There have been a number of conflicting stories about the mission that killed Osama bin Laden. There were politicians who spun the story to make themselves look good. There were agencies who spun the story to inflate their part (if any) in the mission. There were sensationalist news stories geared mostly just to make news and increase ratings. There were stories by people with anti-war agendas to try and make it look inhuman. All in all it is hard to figure out what the real story was.
Chuck Pfarrer's book SEAL Target Geronimo (2011) is likely to be the closest to the real story that one is going to find. Pfarrer himself is a former assault element commander of SEAL Team Six, which means that he knows the system from the inside. He also had access to many of the key players in the mission, including some of the SEAL team members themselves.

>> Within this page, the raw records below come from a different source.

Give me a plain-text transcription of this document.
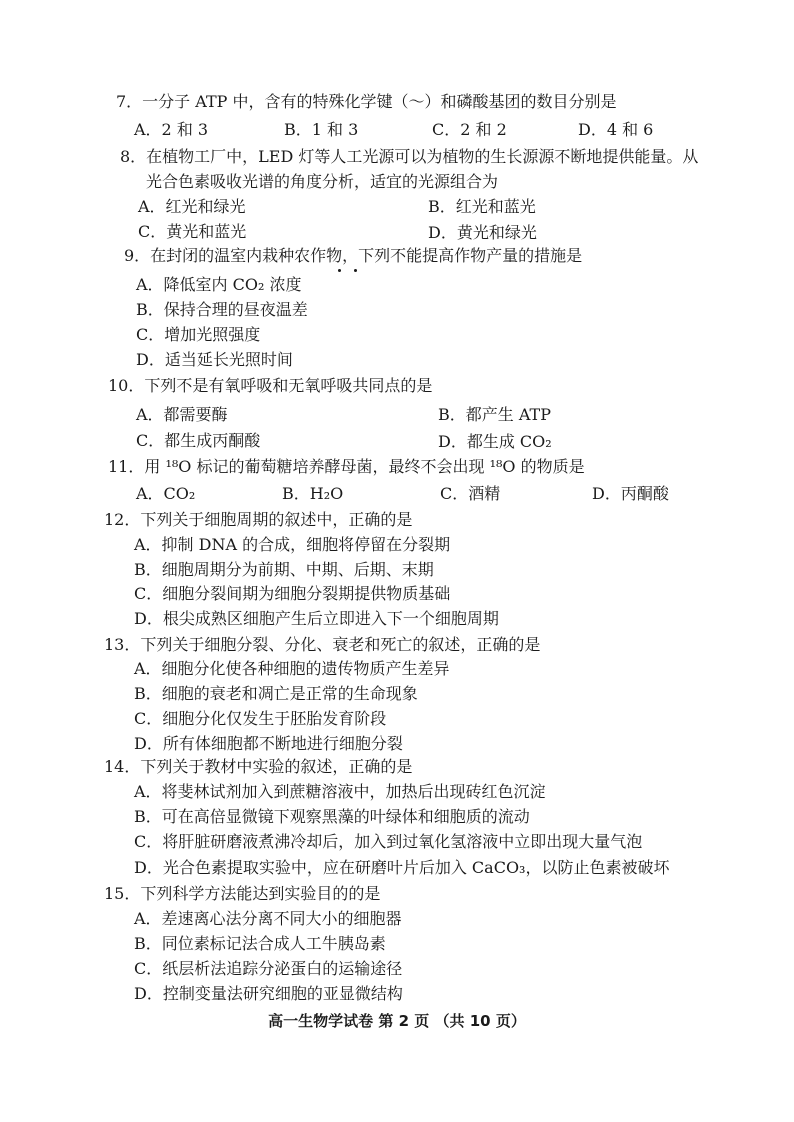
7．一分子 ATP 中，含有的特殊化学键（～）和磷酸基团的数目分别是
A．2 和 3	B．1 和 3	C．2 和 2	D．4 和 6
8．在植物工厂中，LED 灯等人工光源可以为植物的生长源源不断地提供能量。从
光合色素吸收光谱的角度分析，适宜的光源组合为
A．红光和绿光	B．红光和蓝光
C．黄光和蓝光	D．黄光和绿光
9．在封闭的温室内栽种农作物，下列不能提高作物产量的措施是
A．降低室内 CO₂ 浓度
B．保持合理的昼夜温差
C．增加光照强度
D．适当延长光照时间
10．下列不是有氧呼吸和无氧呼吸共同点的是
A．都需要酶	B．都产生 ATP
C．都生成丙酮酸	D．都生成 CO₂
11．用 ¹⁸O 标记的葡萄糖培养酵母菌，最终不会出现 ¹⁸O 的物质是
A．CO₂	B．H₂O	C．酒精	D．丙酮酸
12．下列关于细胞周期的叙述中，正确的是
A．抑制 DNA 的合成，细胞将停留在分裂期
B．细胞周期分为前期、中期、后期、末期
C．细胞分裂间期为细胞分裂期提供物质基础
D．根尖成熟区细胞产生后立即进入下一个细胞周期
13．下列关于细胞分裂、分化、衰老和死亡的叙述，正确的是
A．细胞分化使各种细胞的遗传物质产生差异
B．细胞的衰老和凋亡是正常的生命现象
C．细胞分化仅发生于胚胎发育阶段
D．所有体细胞都不断地进行细胞分裂
14．下列关于教材中实验的叙述，正确的是
A．将斐林试剂加入到蔗糖溶液中，加热后出现砖红色沉淀
B．可在高倍显微镜下观察黑藻的叶绿体和细胞质的流动
C．将肝脏研磨液煮沸冷却后，加入到过氧化氢溶液中立即出现大量气泡
D．光合色素提取实验中，应在研磨叶片后加入 CaCO₃，以防止色素被破坏
15．下列科学方法能达到实验目的的是
A．差速离心法分离不同大小的细胞器
B．同位素标记法合成人工牛胰岛素
C．纸层析法追踪分泌蛋白的运输途径
D．控制变量法研究细胞的亚显微结构
高一生物学试卷 第 2 页 （共 10 页）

The story is fascinating, though it doesn't reflect well on the politicians (who made much of the intelligence gathered from Bin Laden's hideout useless by promptly announcing that they had it), nor on agencies like the CIA or the FBI, who were in many cases more a hindrance than a help. The administration's politically-motivated need to crow about the mission meant that a number of Pakistanis who had helped were promptly identified, arrested, beaten and imprisoned for their efforts. And of course a number of people and agencies tried to prevent the book from being published, and are still trying to debunk it, because it contradicted the spin they were trying to put out.
One will come away from this story proud of American special forces, and disgusted with the self-serving politicians and Washington establishment. So what else is new?